Sony Co-Chairman Amy Pascal today responded strongly in the negative to accusations from AMPAS member David Clennon that the Oscar nominated Zero Dark Thirty promotes the acceptance of torture. Clennon said Friday that he would not be voting for the Kathryn Bigelow directed film because it “makes heroes of Americans who commit the crime of torture.” Zero Dark Thirty is up for five Academy Awards this year including Best Picture. Speaking at an anti-torture protest in downtown LA on Friday, the actor also urged other Academy voters to follow his lead. The Emmy-winning Clennon played ad executive Miles Drentel on TV series thirtysomething back in the late 1980s. He has also appeared in more recent years on shows like NCIS and Weeds and as a Senator in Clint Eastwood’s J. Edgar. Here is Amy Pascal’s statement:
“Zero Dark Thirty does not advocate torture. To not include that part of history would have been irresponsible and inaccurate. We fully support Kathryn Bigelow and Mark Boal and stand behind this extraordinary movie. We are outraged that any responsible member of the Academy would use their voting status in AMPAS as a platform to advance their own political agenda. This film should be judged free of partisanship. To punish an Artist’s right of expression is abhorrent. This community, more than any other, should know how reprehensible that is. While we fully respect everyone’s right to express their opinion, this activity is really an affront to the Academy and artistic creative freedom. This attempt to censure one of the great films of our time should be opposed. As Kathryn Bigelow so appropriately said earlier this week, ‘depiction is not endorsement, and if it was, no artist could ever portray inhumane practices; no author could ever write about them; and no filmmaker could ever delve into the knotty subjects of our time.’ We believe members of the Academy will judge the film on its true merits and will tune out the wrongful and misdirected rhetoric.”

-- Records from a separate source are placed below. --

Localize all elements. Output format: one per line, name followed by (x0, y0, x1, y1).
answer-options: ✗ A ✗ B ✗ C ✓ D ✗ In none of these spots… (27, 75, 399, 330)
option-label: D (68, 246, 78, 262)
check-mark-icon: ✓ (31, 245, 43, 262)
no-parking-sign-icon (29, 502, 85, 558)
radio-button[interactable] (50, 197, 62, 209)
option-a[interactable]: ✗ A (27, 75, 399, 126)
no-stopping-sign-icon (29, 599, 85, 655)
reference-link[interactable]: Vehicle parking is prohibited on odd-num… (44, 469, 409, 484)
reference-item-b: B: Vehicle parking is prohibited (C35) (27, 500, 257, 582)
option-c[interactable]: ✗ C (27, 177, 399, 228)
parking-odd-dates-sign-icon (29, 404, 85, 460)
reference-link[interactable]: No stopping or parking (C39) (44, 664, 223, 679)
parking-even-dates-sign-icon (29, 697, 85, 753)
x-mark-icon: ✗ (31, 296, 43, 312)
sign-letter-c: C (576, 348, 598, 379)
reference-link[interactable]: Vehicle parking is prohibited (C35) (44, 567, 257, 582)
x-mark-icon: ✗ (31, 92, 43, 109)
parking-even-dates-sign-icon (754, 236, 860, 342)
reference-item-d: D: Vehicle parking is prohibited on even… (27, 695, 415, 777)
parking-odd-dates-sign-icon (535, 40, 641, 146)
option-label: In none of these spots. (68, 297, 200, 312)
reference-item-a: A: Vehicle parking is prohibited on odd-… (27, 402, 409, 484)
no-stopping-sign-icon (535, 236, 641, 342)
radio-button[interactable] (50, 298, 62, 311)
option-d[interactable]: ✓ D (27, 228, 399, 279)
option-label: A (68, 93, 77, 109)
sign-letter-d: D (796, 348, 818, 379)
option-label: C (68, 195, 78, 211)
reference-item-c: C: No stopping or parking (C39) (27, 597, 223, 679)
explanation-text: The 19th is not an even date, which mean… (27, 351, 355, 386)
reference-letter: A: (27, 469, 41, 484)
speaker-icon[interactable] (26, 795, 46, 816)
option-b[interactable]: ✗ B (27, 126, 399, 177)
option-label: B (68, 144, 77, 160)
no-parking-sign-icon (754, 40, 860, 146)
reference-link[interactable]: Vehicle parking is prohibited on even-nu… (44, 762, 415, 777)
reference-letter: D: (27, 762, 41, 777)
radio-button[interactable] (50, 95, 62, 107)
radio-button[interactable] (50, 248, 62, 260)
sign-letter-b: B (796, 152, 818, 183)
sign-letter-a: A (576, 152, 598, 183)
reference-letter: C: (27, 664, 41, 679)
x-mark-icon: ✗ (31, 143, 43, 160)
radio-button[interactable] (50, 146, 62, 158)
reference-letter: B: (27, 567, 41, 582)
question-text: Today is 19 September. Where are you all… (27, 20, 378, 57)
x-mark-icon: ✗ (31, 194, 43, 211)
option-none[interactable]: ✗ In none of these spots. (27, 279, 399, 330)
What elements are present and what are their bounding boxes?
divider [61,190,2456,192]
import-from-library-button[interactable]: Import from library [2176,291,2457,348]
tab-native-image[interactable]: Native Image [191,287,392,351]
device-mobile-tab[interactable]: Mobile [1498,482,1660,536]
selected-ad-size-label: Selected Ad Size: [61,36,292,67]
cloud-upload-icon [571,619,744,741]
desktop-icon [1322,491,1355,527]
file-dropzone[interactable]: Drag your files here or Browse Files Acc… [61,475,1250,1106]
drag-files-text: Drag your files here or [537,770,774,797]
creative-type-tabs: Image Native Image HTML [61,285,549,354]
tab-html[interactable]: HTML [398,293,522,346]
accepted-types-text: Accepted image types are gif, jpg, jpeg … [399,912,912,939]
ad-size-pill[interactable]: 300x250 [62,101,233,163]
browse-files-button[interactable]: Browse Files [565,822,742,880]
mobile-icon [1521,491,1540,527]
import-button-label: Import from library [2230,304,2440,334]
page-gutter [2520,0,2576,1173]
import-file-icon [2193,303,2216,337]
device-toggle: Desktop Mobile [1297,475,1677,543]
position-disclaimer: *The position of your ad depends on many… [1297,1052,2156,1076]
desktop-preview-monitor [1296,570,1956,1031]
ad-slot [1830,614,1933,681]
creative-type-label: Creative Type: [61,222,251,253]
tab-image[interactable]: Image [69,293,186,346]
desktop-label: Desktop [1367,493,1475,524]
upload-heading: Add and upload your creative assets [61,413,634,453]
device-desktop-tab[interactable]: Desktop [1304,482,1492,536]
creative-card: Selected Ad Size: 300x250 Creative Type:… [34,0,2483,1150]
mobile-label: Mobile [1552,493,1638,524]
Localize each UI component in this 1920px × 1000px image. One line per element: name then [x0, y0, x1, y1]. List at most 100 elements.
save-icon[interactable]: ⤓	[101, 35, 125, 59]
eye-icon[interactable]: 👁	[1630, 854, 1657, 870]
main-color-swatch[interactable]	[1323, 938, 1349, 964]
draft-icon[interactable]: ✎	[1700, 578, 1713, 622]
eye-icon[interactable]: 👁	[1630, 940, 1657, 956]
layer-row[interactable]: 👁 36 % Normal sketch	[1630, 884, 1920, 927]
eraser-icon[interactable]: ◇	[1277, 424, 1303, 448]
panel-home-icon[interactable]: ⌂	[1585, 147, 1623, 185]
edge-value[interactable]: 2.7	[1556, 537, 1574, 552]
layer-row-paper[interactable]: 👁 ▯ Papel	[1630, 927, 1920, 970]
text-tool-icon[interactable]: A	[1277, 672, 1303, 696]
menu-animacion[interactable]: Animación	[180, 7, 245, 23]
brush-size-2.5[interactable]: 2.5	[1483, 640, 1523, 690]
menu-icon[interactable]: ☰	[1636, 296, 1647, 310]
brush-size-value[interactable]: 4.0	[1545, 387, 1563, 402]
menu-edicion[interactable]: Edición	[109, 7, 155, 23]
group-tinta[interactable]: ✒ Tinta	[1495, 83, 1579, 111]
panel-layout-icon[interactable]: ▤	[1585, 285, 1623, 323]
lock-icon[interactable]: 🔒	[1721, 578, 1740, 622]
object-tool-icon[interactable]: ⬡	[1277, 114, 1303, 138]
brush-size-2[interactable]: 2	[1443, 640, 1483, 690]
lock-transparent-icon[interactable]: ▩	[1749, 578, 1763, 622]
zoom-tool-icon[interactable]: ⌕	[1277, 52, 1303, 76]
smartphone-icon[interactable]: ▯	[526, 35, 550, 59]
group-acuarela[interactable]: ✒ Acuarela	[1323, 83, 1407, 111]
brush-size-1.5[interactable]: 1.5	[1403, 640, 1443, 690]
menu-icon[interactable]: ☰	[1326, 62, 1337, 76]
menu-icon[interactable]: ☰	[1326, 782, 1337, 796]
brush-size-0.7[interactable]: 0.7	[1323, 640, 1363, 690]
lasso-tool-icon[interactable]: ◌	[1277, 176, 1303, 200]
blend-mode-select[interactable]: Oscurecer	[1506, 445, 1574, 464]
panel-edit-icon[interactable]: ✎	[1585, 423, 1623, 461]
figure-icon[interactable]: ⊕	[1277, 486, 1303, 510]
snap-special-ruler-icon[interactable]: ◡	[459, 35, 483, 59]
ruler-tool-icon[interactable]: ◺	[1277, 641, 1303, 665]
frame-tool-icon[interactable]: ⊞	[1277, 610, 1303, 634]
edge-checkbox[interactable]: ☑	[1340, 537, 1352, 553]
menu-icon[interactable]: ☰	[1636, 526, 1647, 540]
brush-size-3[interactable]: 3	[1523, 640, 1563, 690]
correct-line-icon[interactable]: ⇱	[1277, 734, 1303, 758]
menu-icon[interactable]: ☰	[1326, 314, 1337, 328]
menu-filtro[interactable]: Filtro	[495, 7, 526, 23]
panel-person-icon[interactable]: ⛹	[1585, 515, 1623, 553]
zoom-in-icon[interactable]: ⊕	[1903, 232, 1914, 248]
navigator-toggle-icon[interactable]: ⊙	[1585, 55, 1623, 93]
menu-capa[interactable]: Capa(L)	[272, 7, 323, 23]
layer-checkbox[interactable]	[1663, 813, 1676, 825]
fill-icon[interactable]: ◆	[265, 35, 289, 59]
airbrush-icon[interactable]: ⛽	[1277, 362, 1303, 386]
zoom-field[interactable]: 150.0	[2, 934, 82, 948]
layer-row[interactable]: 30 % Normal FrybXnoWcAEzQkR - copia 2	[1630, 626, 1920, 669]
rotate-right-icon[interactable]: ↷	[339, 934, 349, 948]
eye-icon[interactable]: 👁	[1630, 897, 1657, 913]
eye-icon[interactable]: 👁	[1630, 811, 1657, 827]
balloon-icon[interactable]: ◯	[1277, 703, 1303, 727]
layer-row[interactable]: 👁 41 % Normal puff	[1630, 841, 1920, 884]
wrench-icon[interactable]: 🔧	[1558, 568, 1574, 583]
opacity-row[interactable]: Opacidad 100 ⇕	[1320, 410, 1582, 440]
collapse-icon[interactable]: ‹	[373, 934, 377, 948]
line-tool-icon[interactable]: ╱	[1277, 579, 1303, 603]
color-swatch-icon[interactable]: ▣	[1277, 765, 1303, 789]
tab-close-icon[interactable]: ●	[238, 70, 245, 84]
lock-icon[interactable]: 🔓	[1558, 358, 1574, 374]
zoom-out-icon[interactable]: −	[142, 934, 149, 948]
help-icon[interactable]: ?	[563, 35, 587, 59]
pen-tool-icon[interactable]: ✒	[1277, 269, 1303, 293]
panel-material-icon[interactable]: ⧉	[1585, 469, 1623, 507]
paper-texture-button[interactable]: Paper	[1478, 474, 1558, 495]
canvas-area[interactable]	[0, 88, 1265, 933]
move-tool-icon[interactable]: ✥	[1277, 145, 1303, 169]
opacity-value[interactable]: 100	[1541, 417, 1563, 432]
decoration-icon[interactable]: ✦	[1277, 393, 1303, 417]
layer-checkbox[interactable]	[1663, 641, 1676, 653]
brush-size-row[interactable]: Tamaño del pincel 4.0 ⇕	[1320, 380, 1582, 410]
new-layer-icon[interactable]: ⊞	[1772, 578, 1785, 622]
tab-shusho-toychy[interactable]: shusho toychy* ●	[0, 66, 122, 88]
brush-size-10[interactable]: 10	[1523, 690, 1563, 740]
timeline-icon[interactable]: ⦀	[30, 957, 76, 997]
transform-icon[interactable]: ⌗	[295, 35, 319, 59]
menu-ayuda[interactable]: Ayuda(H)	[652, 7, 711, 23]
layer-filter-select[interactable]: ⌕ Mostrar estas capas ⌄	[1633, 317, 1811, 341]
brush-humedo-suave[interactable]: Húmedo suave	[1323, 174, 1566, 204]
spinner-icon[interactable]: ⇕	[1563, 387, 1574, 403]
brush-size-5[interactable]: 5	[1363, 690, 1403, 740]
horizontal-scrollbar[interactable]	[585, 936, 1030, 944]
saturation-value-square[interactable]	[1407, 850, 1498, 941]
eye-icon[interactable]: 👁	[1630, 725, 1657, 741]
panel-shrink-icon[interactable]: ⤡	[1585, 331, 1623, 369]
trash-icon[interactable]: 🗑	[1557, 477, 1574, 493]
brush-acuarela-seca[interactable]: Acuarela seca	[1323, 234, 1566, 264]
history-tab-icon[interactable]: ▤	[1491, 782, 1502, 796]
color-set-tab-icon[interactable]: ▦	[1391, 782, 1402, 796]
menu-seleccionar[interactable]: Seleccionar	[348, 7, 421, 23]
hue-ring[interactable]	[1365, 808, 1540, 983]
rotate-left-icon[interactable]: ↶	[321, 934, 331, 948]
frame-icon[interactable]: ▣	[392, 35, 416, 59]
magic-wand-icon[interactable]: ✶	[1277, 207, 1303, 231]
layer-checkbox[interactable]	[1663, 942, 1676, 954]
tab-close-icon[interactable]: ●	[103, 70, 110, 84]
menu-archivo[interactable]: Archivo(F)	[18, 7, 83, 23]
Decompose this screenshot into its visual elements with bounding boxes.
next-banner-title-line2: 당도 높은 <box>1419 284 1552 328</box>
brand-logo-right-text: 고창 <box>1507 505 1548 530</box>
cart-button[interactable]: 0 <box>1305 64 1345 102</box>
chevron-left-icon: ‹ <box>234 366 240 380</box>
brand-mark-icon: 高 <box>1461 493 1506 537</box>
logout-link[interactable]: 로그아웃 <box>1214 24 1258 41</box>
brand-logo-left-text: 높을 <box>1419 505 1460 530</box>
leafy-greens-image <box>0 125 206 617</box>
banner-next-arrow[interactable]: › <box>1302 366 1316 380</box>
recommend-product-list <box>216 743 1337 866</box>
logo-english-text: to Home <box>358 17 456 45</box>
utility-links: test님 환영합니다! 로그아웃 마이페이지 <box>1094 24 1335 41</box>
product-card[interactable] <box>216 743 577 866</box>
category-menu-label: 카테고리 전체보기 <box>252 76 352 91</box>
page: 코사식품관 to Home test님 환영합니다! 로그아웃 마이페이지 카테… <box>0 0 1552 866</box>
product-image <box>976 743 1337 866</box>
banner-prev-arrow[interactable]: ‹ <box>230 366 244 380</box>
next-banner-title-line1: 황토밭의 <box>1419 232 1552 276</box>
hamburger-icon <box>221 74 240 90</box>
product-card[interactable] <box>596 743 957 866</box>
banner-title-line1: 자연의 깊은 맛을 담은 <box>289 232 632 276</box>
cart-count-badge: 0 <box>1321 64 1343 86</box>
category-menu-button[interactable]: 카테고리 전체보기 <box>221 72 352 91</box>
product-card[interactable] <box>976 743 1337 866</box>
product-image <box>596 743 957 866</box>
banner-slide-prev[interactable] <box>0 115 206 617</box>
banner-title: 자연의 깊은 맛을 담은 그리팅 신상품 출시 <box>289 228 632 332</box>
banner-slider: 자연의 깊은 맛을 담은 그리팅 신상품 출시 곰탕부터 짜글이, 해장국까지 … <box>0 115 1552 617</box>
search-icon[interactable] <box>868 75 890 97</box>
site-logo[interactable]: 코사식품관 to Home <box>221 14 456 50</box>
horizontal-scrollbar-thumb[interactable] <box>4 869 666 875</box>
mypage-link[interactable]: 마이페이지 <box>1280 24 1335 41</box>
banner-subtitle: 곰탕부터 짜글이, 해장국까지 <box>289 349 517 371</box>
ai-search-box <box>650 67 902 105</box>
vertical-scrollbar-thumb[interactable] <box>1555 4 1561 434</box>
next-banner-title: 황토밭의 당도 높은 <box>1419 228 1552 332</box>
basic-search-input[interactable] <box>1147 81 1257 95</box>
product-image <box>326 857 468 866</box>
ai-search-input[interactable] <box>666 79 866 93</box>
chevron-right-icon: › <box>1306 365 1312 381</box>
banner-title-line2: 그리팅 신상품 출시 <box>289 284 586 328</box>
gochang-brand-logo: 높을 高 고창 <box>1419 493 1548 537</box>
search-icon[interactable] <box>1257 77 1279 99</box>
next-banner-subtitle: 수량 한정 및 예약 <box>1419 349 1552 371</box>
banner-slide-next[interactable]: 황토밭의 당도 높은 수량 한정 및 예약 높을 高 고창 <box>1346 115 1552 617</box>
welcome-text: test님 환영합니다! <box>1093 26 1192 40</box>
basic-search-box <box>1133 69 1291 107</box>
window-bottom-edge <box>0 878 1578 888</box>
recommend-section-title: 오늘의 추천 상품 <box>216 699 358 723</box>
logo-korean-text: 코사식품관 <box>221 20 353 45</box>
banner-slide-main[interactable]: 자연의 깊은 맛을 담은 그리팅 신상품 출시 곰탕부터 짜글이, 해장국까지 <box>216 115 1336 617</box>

The controversial depiction of torture in Zero Dark Thirty has attracted attention from Washington DC too. In December, Senate Intelligence Committee Chair Sen. Dianne Feinstein (D-Calif.) and Sens. John McCain (R-Ariz) and Carl Levin (D-Mich) wrote Sony Pictures’ Michael Lynton claiming the film was “grossly inaccurate” on the use of torture and similar techniques to acquiring informantion about the whereabouts of Osama bin Laden. On January 2, the Senate Intelligence Committee announced it would review CIA records of contact officials may have had with Bigelow and screenwriter Mark Boal. In letters written in December and released on January 3rd, the same trio of Senators asked Acting CIA Director Michael Morell if “the filmmakers could have been misled by information they were provided by the CIA” in regards to the role torture actually played in getting intelligence that lead to locating bin Laden. Bigelow herself touched on the subject at Zero Dark Thirty’s DC premiere on January 8. “We had no agenda in making this film and were not trying to generate controversy. Quite the contrary. Mark and I wanted to present the story as we understood it, based on the extraordinary research that Mark did,” she said. Bigelow was snubbed for a nomination for Best Director by the Academy this year even though the film itself was honored in several categories and Boal got a Best Original Screenplay nomination.